RES kulesi, alanı ve bu geniş alanda ormana vereceği zararları ile sakin orman ekosistemine uygulamak ve doğal dengeyi bozmak doğru değil. Orman ekosisteminin sağladığı faydaların yok edilmesi ile sebep olunan zarar ve bozulan dengenin yeniden sağlanabilmesi için gerekli para RES santralinin sağlanacak firma gelirinden çok yüksek. Bozulan doğal dengenin kaç yılda sağlanabileceği hususu, sorunun 4. boyutunu oluşturuyor.

Bütün bu olumsuzlukların yanı sıra görüntü ve gürültü kirliliği bölgenin doğal yapısına çok büyük zarar verecek. Bu zararlar orta vadede planlanan yayla turizmi, eko turizmi, kamp ve karavan turizminin önünü tıkayacak. 6831 sayılı Orman Kanunu kapsamında kalan alanlardaki yatırımların gerekli izinler alınarak öncelikli olarak orman niteliğini kaybetmiş alanlarda gerçekleştirilmesi esastır.

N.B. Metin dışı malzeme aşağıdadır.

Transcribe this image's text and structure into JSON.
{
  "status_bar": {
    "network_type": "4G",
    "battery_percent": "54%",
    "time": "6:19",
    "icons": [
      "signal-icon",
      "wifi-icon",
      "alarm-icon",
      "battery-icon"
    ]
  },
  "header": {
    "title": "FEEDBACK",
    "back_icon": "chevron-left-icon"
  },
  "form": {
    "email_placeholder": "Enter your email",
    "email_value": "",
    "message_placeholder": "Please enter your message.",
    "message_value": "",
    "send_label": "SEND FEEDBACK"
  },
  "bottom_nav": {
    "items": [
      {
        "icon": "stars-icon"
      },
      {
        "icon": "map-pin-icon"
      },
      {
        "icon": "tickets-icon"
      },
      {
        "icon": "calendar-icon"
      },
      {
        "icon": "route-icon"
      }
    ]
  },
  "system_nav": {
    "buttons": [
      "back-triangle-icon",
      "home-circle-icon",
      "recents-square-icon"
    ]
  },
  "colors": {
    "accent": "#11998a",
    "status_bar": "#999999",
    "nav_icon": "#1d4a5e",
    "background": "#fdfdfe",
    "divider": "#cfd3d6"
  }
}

RES yapılacak olan yerde, 2021 yılında büyük bir orman yangını meydana geldi. O hâlde ormanlarımız bunun için mi yandı, orman niteliğini kaybetmiş yerlerde yapmak için mi bunlar yapılıyor! İnsanın aklına bunlar geliyor. Bunun çok net bir şekilde açıklanması gerekiyor. Orman alanlarının herhangi bir şekilde orman vasfını kaybettiği tescil edilmemişken RES santrali bu bölgeye nasıl kuruluyor? Yanan orman alanları, anayasa gereği kesinlikle farklı amaçla kullanılamaz, imara konu edilemez ya da farklı bir şekilde değerlendirilemez.”